27.5.08

Em viagem…

Acabei de chegar de uma estadia no Brasil que durou um mês. Quando se está num local de férias tanto tempo, e chovendo quase diariamente, tem que se utilizar bem a imaginação para esquecer essa contrariedade, e desta vez ainda o dengue que assusta.
Uma das actividades que me despertam a curiosidade, mesmo sem chuva, é a descoberta de novos restaurantes. Conhecerem-nos bem nos locais habituais é uma grande vantagem. Um dos responsáveis do hotel que muito frequento facilita-me a tarefa pois tem imediatamente uma lista dos restaurantes novos, e de outros que se fizeram notar desde a minha anterior estadia.
Fortaleza é uma cidade de cresceu muito e em especial virada para o Turismo. Há pois uma grande efervescência na abertura e encerramento de restaurantes.
Ora, esta introdução para explicar que um restaurante, a que me referi nestas páginas em Janeiro de 2007, encerrou. Pois esse restaurante, com ementa de características francesas, servia um famoso Bacalhau à Transmontana. Por essa particularidade lhe dediquei uma crónica. Lamentavelmente encerrou. E lá se foi o único prato de comida transmontana que se servia em Fortaleza. Bem, eu frequentava esse restaurante, “Café Matisse”, não pelo bacalhau mas pelo conjunto da sua prestação. Possivelmente o bacalhau terá influenciado as primeiras visitas.
Há outros restaurantes portugueses aos quais também já me referi noutras oportunidades. Insisto em comentar que não concordo muito com as experiências de adaptar as receitas ao gosto de cada região. Prefiro que se utilize outra designação, mas as receitas tradicionais não serem alteradas. O ideal seria conhecer bem as mercadorias e só em função delas serem escolhidas as receitas. Hoje em dia as tarefas estão facilitadas pela grande diversidade de abastecimentos e também que muitos restaurantes utilizam uma forma descritiva das receitas, nos menus. Faltando-me o Bacalhau à Transmontana restou-me para matar a saudade das minhas origens, além dos vinhos e azeites em supermercados, encontrando castanhas de Sortes e água Pedras Salgadas.
A forma de alterar uma receita tradicional não é pecado.

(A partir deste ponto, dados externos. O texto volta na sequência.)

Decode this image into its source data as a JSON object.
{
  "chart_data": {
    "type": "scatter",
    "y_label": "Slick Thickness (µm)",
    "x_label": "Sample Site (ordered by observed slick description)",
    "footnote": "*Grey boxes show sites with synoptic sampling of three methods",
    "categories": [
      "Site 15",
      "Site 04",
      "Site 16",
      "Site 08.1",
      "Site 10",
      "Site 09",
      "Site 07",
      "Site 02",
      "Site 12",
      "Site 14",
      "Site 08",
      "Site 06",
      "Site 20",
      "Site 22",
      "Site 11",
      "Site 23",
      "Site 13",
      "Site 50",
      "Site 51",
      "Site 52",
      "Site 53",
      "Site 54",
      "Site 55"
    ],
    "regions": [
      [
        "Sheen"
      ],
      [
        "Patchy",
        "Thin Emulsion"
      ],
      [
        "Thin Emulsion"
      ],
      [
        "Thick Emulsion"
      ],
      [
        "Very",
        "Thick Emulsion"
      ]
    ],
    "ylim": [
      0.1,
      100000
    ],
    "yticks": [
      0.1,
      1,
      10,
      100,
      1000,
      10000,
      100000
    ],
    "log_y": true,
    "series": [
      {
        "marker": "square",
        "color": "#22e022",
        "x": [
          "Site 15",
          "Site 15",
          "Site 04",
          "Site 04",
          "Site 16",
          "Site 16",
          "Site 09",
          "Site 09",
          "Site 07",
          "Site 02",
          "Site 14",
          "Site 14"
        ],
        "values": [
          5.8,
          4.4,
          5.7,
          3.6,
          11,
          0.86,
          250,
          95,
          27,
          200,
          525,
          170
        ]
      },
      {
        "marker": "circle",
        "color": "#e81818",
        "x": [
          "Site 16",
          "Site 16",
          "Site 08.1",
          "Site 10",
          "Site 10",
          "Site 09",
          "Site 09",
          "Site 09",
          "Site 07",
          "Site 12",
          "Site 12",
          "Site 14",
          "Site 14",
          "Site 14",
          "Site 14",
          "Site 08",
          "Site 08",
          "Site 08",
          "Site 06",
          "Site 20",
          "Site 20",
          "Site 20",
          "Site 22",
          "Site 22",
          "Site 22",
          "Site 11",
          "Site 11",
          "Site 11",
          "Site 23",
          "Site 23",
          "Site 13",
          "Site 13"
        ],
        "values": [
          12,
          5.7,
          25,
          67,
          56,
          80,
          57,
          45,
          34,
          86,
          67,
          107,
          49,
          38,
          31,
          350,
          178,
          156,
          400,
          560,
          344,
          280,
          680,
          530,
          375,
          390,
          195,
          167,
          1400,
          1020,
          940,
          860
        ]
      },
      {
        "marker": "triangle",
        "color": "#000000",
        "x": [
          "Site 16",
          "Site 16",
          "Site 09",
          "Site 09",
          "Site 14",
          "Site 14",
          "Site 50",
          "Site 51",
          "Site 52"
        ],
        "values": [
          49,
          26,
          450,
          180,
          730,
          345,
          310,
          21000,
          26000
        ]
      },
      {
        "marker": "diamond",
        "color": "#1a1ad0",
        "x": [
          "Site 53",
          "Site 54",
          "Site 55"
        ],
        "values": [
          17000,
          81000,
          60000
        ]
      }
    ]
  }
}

Para mim o errado é alterar a receitar mas mantendo-lhe o nome. Claro que eu sou fervoroso adepto da cozinha evolutiva. Ninguém admite comer hoje como se comia há cem anos!
Como deve então evoluir uma receita? Antigamente os processos eram mais lentos. Hoje em dia com a velocidade da informação, e também a facilidade de transporte dos produtos culinários, tudo é mais rápido. Uma coisa é a evolução de uma receita e outra coisa é a transformação da mesma.
Vejamos um exemplo ainda desta experiência brasileira. Num restaurante português e com reputação elevada, pedi Arroz de Pato à Antiga. Chega uma dose abundante, que deu para três, mas o arroz parecia um gratinado afrancesado pois a quantidade de queijo que o cobria nem deixava imaginar o que estava por baixo. Depois o arroz estava muito ensopado em gordura. Segundo informação local este prato é um dos preferidos da clientela.
Tenho a sorte de próximo de minha casa em Lisboa frequentar um restaurante que serve o meu melhor “Arroz de Pato”. O equilíbrio de cozedura dos ingredientes, o arroz solto e gratinado no tempo certo, possivelmente balizam os meus sentimentos quando como outro arroz. Reafirmo que não vejo nenhum inconveniente em transformar uma receita. Isto acontecendo, então mudem-lhe o nome. Os portugueses foram os precursores da Cozinha de Fusão. Quando chegámos à Índia ou ao Brasil, adaptámos a cozinha aos novos produtos. E depois também trouxemos novos produtos para o continente e outras técnicas culinárias que ajudaram a transformar o nosso receituário. A Cozinha de Fusão não é tanto uma combinação e uma mistura de ingredientes e técnicas culinárias mas um encontro de culturas que criam pratos verdadeiramente novos. A mistura de culturas traduz-se de tempos a tempos em criações novas e exaltantes receitas.
E este aspecto prende-se com outra questão, que me é querida, que é a falta de educação do gosto das novas gerações.
Repito que tive a sorte de ser educado na província, e que era obrigado a comer em casa e nas casas das famílias de meu Pai e minha Mãe. Este tipo de habituação determinou a forma como ainda hoje aprecio a comida. Há referências que não se esquecem e outras que ficam adormecidas até que somos confrontados com as comparações.
Naquele tempo toda a comida era boa e por educação tínhamos que comer de tudo. Poderia ser simples, mas era consistente. E tudo tinha o seu sabor. E reconhecíamos os alimentos pelas estações do ano.